WBVG

Baldwinsville, New York; United States;
- Broadcast area: Syracuse metropolitan area
- Frequency: 1050 kHz

Programming
- Format: Defunct

Ownership
- Owner: Leatherstocking Media Group, Inc.

History
- First air date: February 25, 1959
- Former call signs: WSEN (1959–1993) WFBL (1993–2003) WSEN (2003–2017)
- Call sign meaning: W BaldwinsVille G

Technical information
- Facility ID: 7712
- Class: D
- Power: 2,500 watts day 19 watts night
- Transmitter coordinates: 43°10′46″N 76°20′19″W﻿ / ﻿43.17944°N 76.33861°W

= WBVG =

WBVG (1050 kHz) was an AM radio station licensed to Baldwinsville, New York serving the Syracuse metropolitan area. WBVG was last owned by Leatherstocking Media Group and aired a 1950s - 1960s oldies radio format. The transmitter was on Hencle Boulevard (Route 631) in Baldwinsville.

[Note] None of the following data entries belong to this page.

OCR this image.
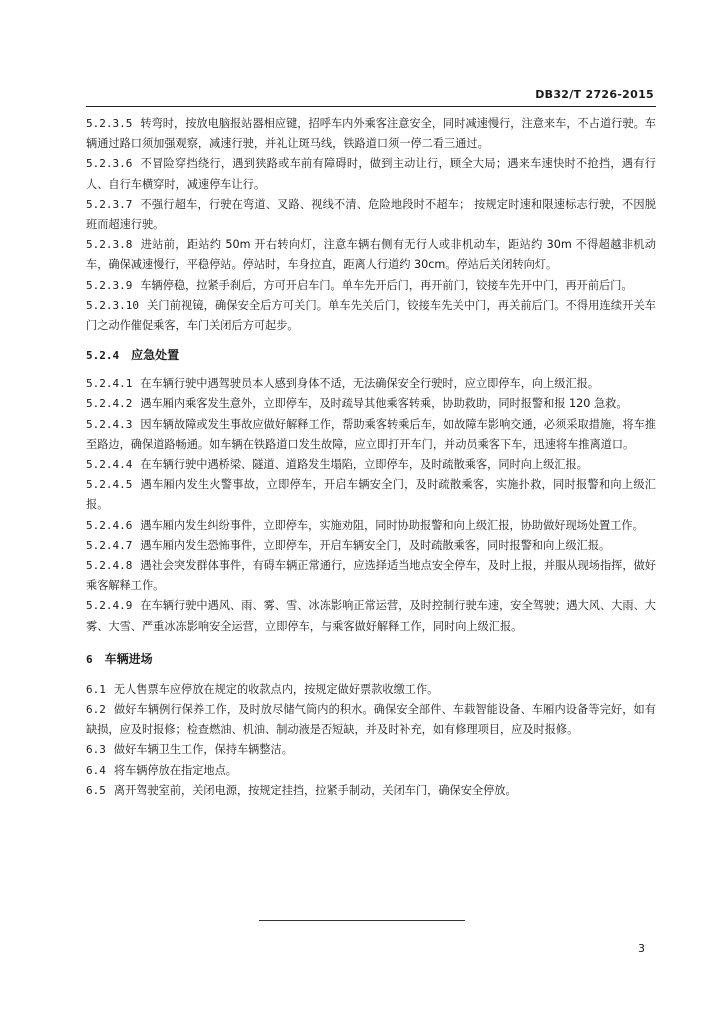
DB32/T 2726-2015

5.2.3.5 转弯时，按放电脑报站器相应键，招呼车内外乘客注意安全，同时减速慢行，注意来车，不占道行驶。车辆通过路口须加强观察，减速行驶，并礼让斑马线，铁路道口须一停二看三通过。

5.2.3.6 不冒险穿挡绕行，遇到狭路或车前有障碍时，做到主动让行，顾全大局；遇来车速快时不抢挡，遇有行人、自行车横穿时，减速停车让行。

5.2.3.7 不强行超车，行驶在弯道、叉路、视线不清、危险地段时不超车； 按规定时速和限速标志行驶，不因脱班而超速行驶。

5.2.3.8 进站前，距站约 50m 开右转向灯，注意车辆右侧有无行人或非机动车，距站约 30m 不得超越非机动车，确保减速慢行，平稳停站。停站时，车身拉直，距离人行道约 30cm。停站后关闭转向灯。

5.2.3.9 车辆停稳，拉紧手刹后，方可开启车门。单车先开后门，再开前门，铰接车先开中门，再开前后门。

5.2.3.10 关门前视镜，确保安全后方可关门。单车先关后门，铰接车先关中门，再关前后门。不得用连续开关车门之动作催促乘客，车门关闭后方可起步。

5.2.4 应急处置

5.2.4.1 在车辆行驶中遇驾驶员本人感到身体不适，无法确保安全行驶时，应立即停车，向上级汇报。

5.2.4.2 遇车厢内乘客发生意外，立即停车，及时疏导其他乘客转乘，协助救助，同时报警和报 120 急救。

5.2.4.3 因车辆故障或发生事故应做好解释工作，帮助乘客转乘后车，如故障车影响交通，必须采取措施，将车推至路边，确保道路畅通。如车辆在铁路道口发生故障，应立即打开车门，并动员乘客下车，迅速将车推离道口。

5.2.4.4 在车辆行驶中遇桥梁、隧道、道路发生塌陷，立即停车，及时疏散乘客，同时向上级汇报。

5.2.4.5 遇车厢内发生火警事故，立即停车，开启车辆安全门，及时疏散乘客，实施扑救，同时报警和向上级汇报。

5.2.4.6 遇车厢内发生纠纷事件，立即停车，实施劝阻，同时协助报警和向上级汇报，协助做好现场处置工作。

5.2.4.7 遇车厢内发生恐怖事件，立即停车，开启车辆安全门，及时疏散乘客，同时报警和向上级汇报。

5.2.4.8 遇社会突发群体事件，有碍车辆正常通行，应选择适当地点安全停车，及时上报，并服从现场指挥，做好乘客解释工作。

5.2.4.9 在车辆行驶中遇风、雨、雾、雪、冰冻影响正常运营，及时控制行驶车速，安全驾驶；遇大风、大雨、大雾、大雪、严重冰冻影响安全运营，立即停车，与乘客做好解释工作，同时向上级汇报。

6 车辆进场

6.1 无人售票车应停放在规定的收款点内，按规定做好票款收缴工作。

6.2 做好车辆例行保养工作，及时放尽储气筒内的积水。确保安全部件、车载智能设备、车厢内设备等完好，如有缺损，应及时报修；检查燃油、机油、制动液是否短缺，并及时补充，如有修理项目，应及时报修。

6.3 做好车辆卫生工作，保持车辆整洁。

6.4 将车辆停放在指定地点。

6.5 离开驾驶室前，关闭电源，按规定挂挡，拉紧手制动，关闭车门，确保安全停放。

3
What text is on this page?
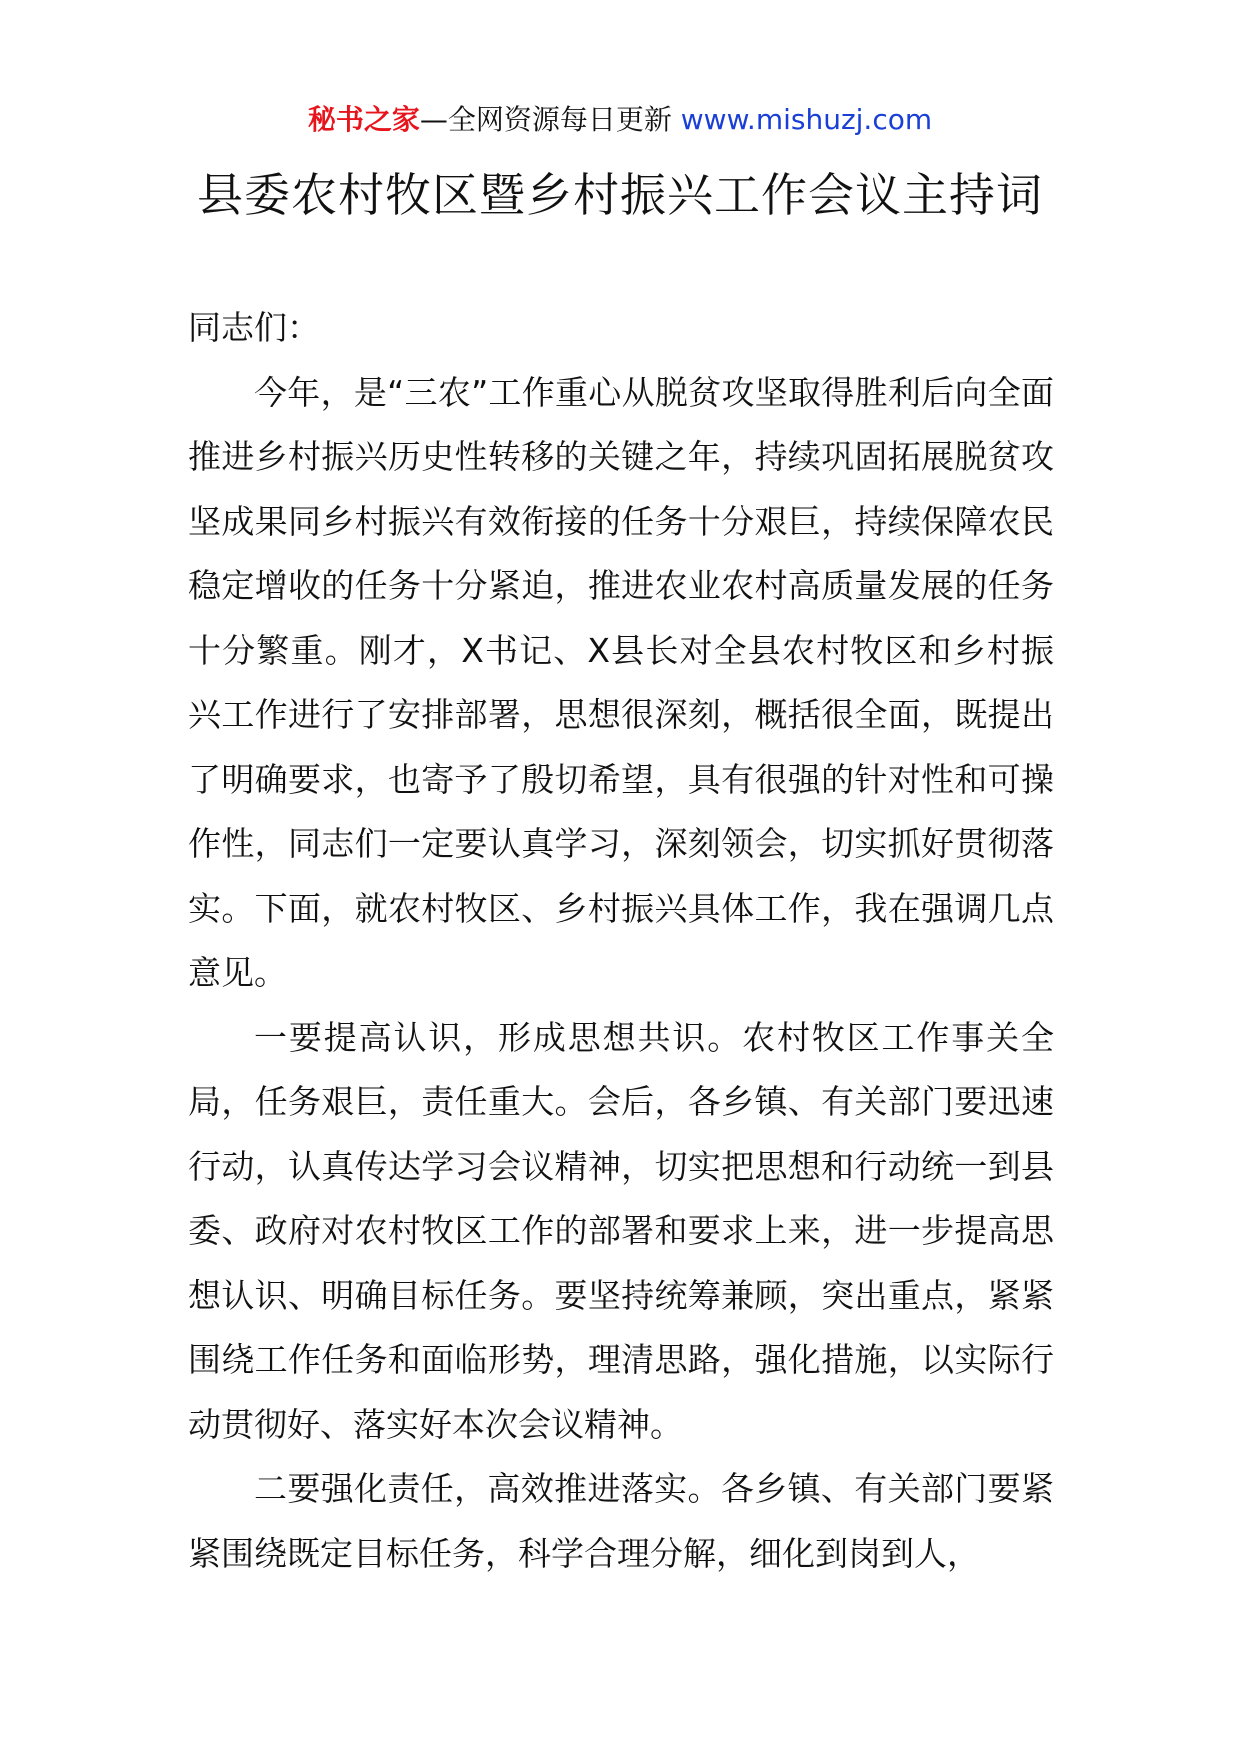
秘书之家—全网资源每日更新 www.mishuzj.com
县委农村牧区暨乡村振兴工作会议主持词

同志们：

今年，是“三农”工作重心从脱贫攻坚取得胜利后向全面推进乡村振兴历史性转移的关键之年，持续巩固拓展脱贫攻坚成果同乡村振兴有效衔接的任务十分艰巨，持续保障农民稳定增收的任务十分紧迫，推进农业农村高质量发展的任务十分繁重。刚才，X书记、X县长对全县农村牧区和乡村振兴工作进行了安排部署，思想很深刻，概括很全面，既提出了明确要求，也寄予了殷切希望，具有很强的针对性和可操作性，同志们一定要认真学习，深刻领会，切实抓好贯彻落实。下面，就农村牧区、乡村振兴具体工作，我在强调几点意见。

一要提高认识，形成思想共识。农村牧区工作事关全局，任务艰巨，责任重大。会后，各乡镇、有关部门要迅速行动，认真传达学习会议精神，切实把思想和行动统一到县委、政府对农村牧区工作的部署和要求上来，进一步提高思想认识、明确目标任务。要坚持统筹兼顾，突出重点，紧紧围绕工作任务和面临形势，理清思路，强化措施，以实际行动贯彻好、落实好本次会议精神。

二要强化责任，高效推进落实。各乡镇、有关部门要紧紧围绕既定目标任务，科学合理分解，细化到岗到人，
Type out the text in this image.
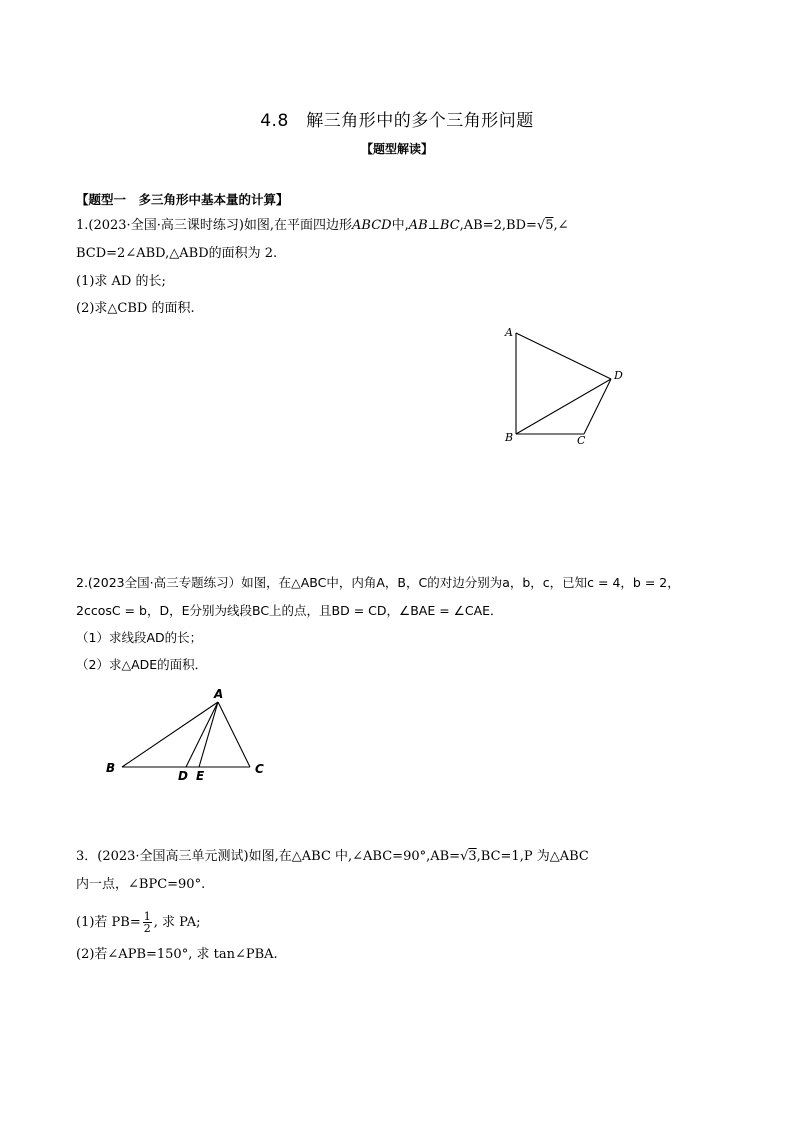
4.8　解三角形中的多个三角形问题
【题型解读】
【题型一　多三角形中基本量的计算】
1.(2023·全国·高三课时练习)如图,在平面四边形ABCD中,AB⊥BC,AB=2,BD=√5,∠
BCD=2∠ABD,△ABD的面积为 2.
(1)求 AD 的长;
(2)求△CBD 的面积.
A
B	C
D
2.(2023全国·高三专题练习）如图，在△ABC中，内角A，B，C的对边分别为a，b，c，已知c = 4，b = 2，
2ccosC = b，D，E分别为线段BC上的点，且BD = CD，∠BAE = ∠CAE．
（1）求线段AD的长；
（2）求△ADE的面积．
A
B	C
D E
3．(2023·全国高三单元测试)如图,在△ABC 中,∠ABC=90°,AB=√3,BC=1,P 为△ABC
内一点，∠BPC=90°.
(1)若 $PB= \frac{1}{2}$ , 求 PA;
(2)若∠APB=150°, 求 tan∠PBA.
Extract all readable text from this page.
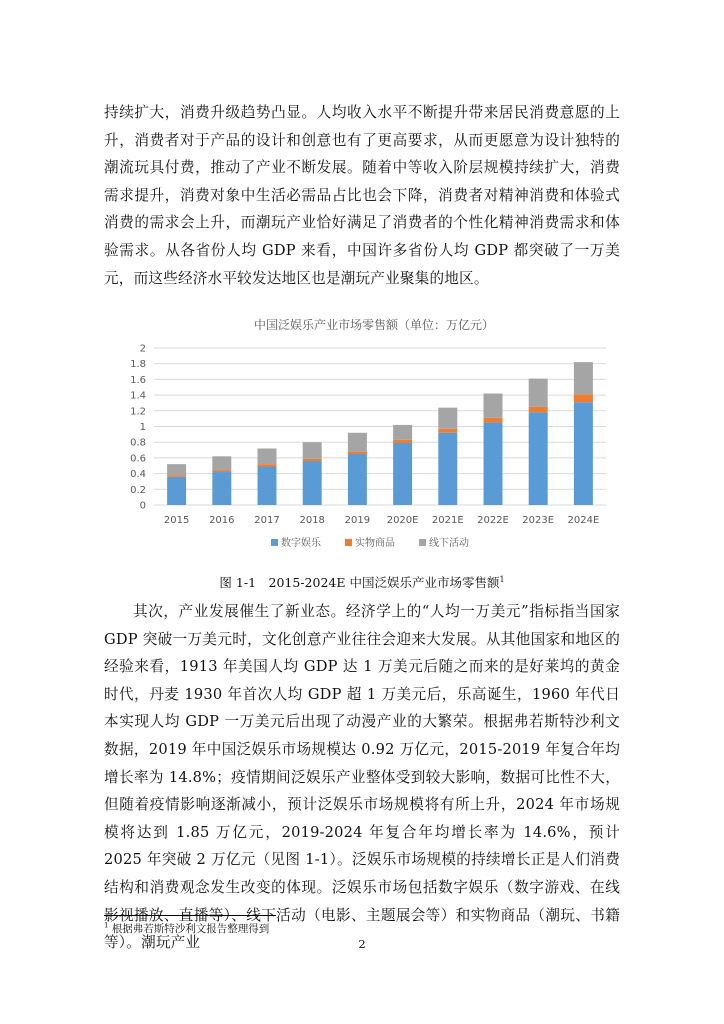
持续扩大，消费升级趋势凸显。人均收入水平不断提升带来居民消费意愿的上升，消费者对于产品的设计和创意也有了更高要求，从而更愿意为设计独特的潮流玩具付费，推动了产业不断发展。随着中等收入阶层规模持续扩大，消费需求提升，消费对象中生活必需品占比也会下降，消费者对精神消费和体验式消费的需求会上升，而潮玩产业恰好满足了消费者的个性化精神消费需求和体验需求。从各省份人均 GDP 来看，中国许多省份人均 GDP 都突破了一万美元，而这些经济水平较发达地区也是潮玩产业聚集的地区。

中国泛娱乐产业市场零售额（单位：万亿元）
0
0.2
0.4
0.6
0.8
1
1.2
1.4
1.6
1.8
2
2015 2016 2017 2018 2019 2020E 2021E 2022E 2023E 2024E
数字娱乐	实物商品	线下活动

图 1-1　2015-2024E 中国泛娱乐产业市场零售额$^1$

其次，产业发展催生了新业态。经济学上的“人均一万美元”指标指当国家 GDP 突破一万美元时，文化创意产业往往会迎来大发展。从其他国家和地区的经验来看，1913 年美国人均 GDP 达 1 万美元后随之而来的是好莱坞的黄金时代，丹麦 1930 年首次人均 GDP 超 1 万美元后，乐高诞生，1960 年代日本实现人均 GDP 一万美元后出现了动漫产业的大繁荣。根据弗若斯特沙利文数据，2019 年中国泛娱乐市场规模达 0.92 万亿元，2015-2019 年复合年均增长率为 14.8%；疫情期间泛娱乐产业整体受到较大影响，数据可比性不大，但随着疫情影响逐渐减小，预计泛娱乐市场规模将有所上升，2024 年市场规模将达到 1.85 万亿元，2019-2024 年复合年均增长率为 14.6%，预计 2025 年突破 2 万亿元（见图 1-1）。泛娱乐市场规模的持续增长正是人们消费结构和消费观念发生改变的体现。泛娱乐市场包括数字娱乐（数字游戏、在线影视播放、直播等）、线下活动（电影、主题展会等）和实物商品（潮玩、书籍等）。潮玩产业

$^1$ 根据弗若斯特沙利文报告整理得到

2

WBVG was powered at 2,500 watts by day. But because AM 1050 is a clear channel frequency, WBVG reduced power at night to only 19 watts to avoid interference. Outside of Baldwinsville, the 1050 frequency in Central New York at night is either occupied by WEPN New York City or CHUM Toronto, both 50,000 watt stations. They sometimes were heard over WBVG at night, even a mile or two from its transmitter.

==History==
On February 25, 1959, the station first signed on as WSEN and was licensed by Century Radio Corp. Owners Robert Stockdale, Donald Menapace, and James Lowery started WSEN as a middle of the road and adult standards station, but changed to country music in 1962 and called it "The first country station north of the Mason–Dixon line." On-air personalities Early Williams and Fred Lewis played the current country hits and announced with a western "twang", unique to central New York at that time. In 1967, sister station 92.1 WSEN-FM (now WOLF-FM) began operations, simulcasting the same country music, allowing listeners with FM receivers to hear the format around the clock.

Century Radio sold the stations in 1974 to Sentry Radio, led by principal owners Roger O'Connor, Robert Orenbach, and manager Shirley Zakrazek, one of the early female station managers. A more "modern country" approach was taken which resulted in a younger audience and larger sales dollars. In 1977, "Downes, Merchant and Company", a two man team of Ted Downes and Bill Merchant, took over the morning show along with a cast of characters. Other on-air talent included Dick Kuklinski, Bob Mason, Ed McKee, and Al Jenner, with Dave Kramer and Pete McKay on production. In 1979, chief engineer Richard Kane donated $1500 in a stock purchase so the station could go to stereo. It was led by new Program Director Daniel Dunn, who attained record audience ratings for the station and its, by then, "progressive country" format, with artists such as Willie Nelson, Jerry Jeff Walker and Waylon Jennings.

WSEN-AM-FM flipped to an oldies format in 1986.

===2000s===
WSEN was owned by Buckley Broadcasting, simulcasting the oldies format on both the AM and FM, during much of the early 2000s until being sold in 2008.

===2010s===
WSEN 1050 split from simulcasting WSEN-FM in 2011. This came as part of a national trend for oldies outlets transitioning to classic hits. At the time, WSEN/WSEN-FM was airing 1960s and 1970s music. As part of the split, WSEN became a "true oldies" outlet focusing on the 1960s, while WSEN-FM shifted to classic hits of the 1970s and added 1980s music to its playlist.

In 2016, Leatherstocking Media Group sold WSEN-FM 92.1 FM (now WOLF-FM) to the Family Life Network, which in turn sold it to Craig L. Fox. When the call letters of WSEN-FM were changed to WOLF-FM, Fox changed the call letters of one of his stations, WNDR-FM 103.9 FM, to WSEN-FM. He insisted that Leatherstocking Media Group change the call letters of WSEN to avoid confusion with his FM station.

On September 18, 2016, WSEN went silent for technical reasons. The station resumed broadcasting on July 10, 2017, with a 1950s and 1960s Oldies format. The call letters of the station were changed to WBVG on August 14, 2017, one day before the station went silent again on August 15, 2017. WBVG signed back onto the air on July 23, 2018, to go off the air again soon afterwards. In the summer of 2019, WBVG signed on once again with the commercial-free 1950s and 1960s Oldies format.

===2020s===
WBVG's license was deleted on June 2, 2022, after being silent for two years, as owners Leatherstocking Media Group failed to file a license renewal application for the station.